The old steel mill at Sparrows Point gets a new name, "Tradepoint Atlantic."

The old Sparrows Point steel mill property has a new name: Tradepoint Atlantic.

The company that bought the former Bethlehem Steel mill in 2014 with plans to redevelop it as an industrial and transportation complex announced the change Tuesday.

"As we make the transition from a local industrial powerhouse to a global transportation and logistics center, our new identity will help us build a global brand for a global economy," company CEO Michael Moore said in a statement.

The company also changed its own name from Sparrows Point Terminal to Atlantic Tradepoint, and released a new logo that uses the letters "A" and "T" to form the top three points of a five-pointed star.

Officials said the three points represent the property's land, rail and water access while echoing the Star of Bethlehem, the emblem that adorned Bethlehem Steel's L Blast Furnace before it was demolished a year ago.

Moore told The Baltimore Sun last year that the company and property would need a rebranding to make it easier to market the project to potential tenants and customers as far away as Europe and Asia.

The scale of the project needs to be "more easily understood in other parts of the world," he said.

The company bought the Internet domain tradepointatlantic.com in September.

Baltimore County Executive Kevin Kamenetz expressed confidence "that Tradepoint Atlantic will soon be the place where over 10,000 people will come to work each day."

"The name Sparrows Point conjures thoughts of mighty blast furnaces, heavy steel and workers streaming from a plant that made steel for 125 years," he wrote in a blog post. "We'll never forget our past, because it is the men and women of the Point who set the bar high for hard work and high quality.

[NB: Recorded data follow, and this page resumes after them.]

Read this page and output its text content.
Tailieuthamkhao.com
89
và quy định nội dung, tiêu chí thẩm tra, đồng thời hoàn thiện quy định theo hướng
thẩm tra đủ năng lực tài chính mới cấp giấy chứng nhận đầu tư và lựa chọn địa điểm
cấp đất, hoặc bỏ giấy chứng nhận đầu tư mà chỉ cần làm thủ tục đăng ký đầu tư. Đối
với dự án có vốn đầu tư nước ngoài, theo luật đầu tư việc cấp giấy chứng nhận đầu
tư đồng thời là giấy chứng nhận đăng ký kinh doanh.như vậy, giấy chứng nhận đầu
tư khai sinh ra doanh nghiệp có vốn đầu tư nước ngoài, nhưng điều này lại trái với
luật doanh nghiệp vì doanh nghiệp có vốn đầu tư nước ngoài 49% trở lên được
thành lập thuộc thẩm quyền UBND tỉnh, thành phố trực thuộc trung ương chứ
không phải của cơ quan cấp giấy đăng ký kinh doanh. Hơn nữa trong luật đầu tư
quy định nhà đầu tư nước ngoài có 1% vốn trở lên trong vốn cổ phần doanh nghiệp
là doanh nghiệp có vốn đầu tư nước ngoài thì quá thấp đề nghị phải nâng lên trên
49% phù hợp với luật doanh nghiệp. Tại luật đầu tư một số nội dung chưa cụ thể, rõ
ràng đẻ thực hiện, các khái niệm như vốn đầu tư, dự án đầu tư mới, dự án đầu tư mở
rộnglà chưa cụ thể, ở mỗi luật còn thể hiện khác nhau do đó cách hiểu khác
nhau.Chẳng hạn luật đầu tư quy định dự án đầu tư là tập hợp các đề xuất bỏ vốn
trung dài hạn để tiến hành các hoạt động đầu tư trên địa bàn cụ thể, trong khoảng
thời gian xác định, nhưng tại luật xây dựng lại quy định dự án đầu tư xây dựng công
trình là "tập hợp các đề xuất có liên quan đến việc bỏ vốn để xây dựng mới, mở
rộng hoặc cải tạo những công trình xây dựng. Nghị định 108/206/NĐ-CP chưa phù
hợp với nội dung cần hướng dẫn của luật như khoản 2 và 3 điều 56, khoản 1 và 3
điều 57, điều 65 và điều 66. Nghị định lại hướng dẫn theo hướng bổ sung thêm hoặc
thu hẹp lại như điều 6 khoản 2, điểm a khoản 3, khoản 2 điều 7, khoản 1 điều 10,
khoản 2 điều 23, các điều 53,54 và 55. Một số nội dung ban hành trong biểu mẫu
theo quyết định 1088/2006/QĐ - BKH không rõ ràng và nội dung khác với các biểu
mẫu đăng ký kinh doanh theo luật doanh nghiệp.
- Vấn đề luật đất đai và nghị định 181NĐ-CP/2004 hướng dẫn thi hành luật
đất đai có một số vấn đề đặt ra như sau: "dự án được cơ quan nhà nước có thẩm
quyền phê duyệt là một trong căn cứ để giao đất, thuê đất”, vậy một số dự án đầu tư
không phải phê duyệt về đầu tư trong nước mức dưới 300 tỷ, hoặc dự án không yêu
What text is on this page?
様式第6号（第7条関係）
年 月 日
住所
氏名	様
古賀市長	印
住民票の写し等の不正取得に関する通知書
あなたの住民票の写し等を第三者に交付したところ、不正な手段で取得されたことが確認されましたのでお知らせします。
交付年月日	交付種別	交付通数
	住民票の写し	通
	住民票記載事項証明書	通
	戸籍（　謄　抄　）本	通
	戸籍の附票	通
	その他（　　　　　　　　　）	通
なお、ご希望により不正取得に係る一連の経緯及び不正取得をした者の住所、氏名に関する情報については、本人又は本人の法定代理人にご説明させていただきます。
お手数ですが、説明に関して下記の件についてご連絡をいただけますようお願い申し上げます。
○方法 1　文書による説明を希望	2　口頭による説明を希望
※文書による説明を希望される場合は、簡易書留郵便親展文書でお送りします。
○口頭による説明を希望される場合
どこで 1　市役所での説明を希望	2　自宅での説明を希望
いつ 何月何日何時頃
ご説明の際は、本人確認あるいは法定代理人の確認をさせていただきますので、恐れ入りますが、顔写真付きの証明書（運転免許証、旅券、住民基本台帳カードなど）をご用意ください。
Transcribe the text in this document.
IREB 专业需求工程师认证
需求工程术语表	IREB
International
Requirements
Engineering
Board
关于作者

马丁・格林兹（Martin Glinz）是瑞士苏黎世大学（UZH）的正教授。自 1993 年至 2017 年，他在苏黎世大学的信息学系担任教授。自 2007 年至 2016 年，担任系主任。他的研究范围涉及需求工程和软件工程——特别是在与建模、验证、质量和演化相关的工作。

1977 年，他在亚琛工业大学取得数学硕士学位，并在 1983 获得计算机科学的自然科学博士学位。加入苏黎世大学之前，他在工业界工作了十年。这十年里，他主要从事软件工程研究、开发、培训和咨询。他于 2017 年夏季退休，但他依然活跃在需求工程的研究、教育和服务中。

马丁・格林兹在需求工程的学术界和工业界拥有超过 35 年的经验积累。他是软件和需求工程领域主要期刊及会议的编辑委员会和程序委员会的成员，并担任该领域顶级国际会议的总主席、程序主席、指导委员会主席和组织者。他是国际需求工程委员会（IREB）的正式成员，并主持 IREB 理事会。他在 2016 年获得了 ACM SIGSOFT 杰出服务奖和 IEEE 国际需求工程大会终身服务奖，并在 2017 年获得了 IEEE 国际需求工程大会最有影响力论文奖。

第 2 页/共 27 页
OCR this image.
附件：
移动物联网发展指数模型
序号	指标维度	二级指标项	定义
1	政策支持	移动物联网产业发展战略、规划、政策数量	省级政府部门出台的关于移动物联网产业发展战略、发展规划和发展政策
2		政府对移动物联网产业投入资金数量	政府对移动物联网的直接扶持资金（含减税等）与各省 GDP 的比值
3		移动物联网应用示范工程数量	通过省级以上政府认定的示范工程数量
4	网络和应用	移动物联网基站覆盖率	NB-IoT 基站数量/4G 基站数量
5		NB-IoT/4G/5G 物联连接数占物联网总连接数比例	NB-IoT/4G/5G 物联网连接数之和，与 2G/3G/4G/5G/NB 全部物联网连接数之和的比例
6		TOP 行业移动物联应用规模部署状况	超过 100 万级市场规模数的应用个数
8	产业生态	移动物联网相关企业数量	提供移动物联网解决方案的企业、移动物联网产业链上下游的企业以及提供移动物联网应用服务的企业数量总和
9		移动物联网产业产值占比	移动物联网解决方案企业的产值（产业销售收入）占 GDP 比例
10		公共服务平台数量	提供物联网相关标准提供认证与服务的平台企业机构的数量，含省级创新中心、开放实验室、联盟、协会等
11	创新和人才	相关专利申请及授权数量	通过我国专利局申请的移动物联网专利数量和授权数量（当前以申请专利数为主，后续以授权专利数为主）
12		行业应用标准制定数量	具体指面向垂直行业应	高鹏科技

"Times change. Global economies change. Technology changes.

"Today, under committed local ownership, the 3,100 acres of Sparrows Point are being reinvented as a global distribution powerhouse for the 21st century and beyond."

Moore and other company officials have said that they will find a way in the new complex to celebrate more than a century of steelmaking at Sparrows Point. He acknowledged that locally, the name Sparrows Point is "meaningful in people's minds."

The company restored the Star of Bethlehem and hung it this December on the property's water treatment plant. The company plans to find a more visible, permanent location for the star as the property is redeveloped.

Tradepoint Atlantic is a joint venture of the local firm Redwood Capital Investments and the Chicago-based liquidation and redevelopment firm Hilco, which bought the property for $110 million in September 2014.

The company entered into agreements with the Maryland Department of the Environment and the U.S. Environmental Protection Agency to clean up contamination on the site from the decades of steelmaking.

The company pledged to spend at least $48 million on cleaning the land and gave $3 million to the EPA to address pollution in the waters around the property.

The Baltimore County Council passed a bill in December giving zoning flexibility to the property.

Steelmaking operations began at Sparrows Point in 1889, most of the time under the ownership of Bethlehem Steel. The mill closed for good in 2012 when its then-owner, RG Steel, filed for bankruptcy. At the time, it employed 2,000 workers.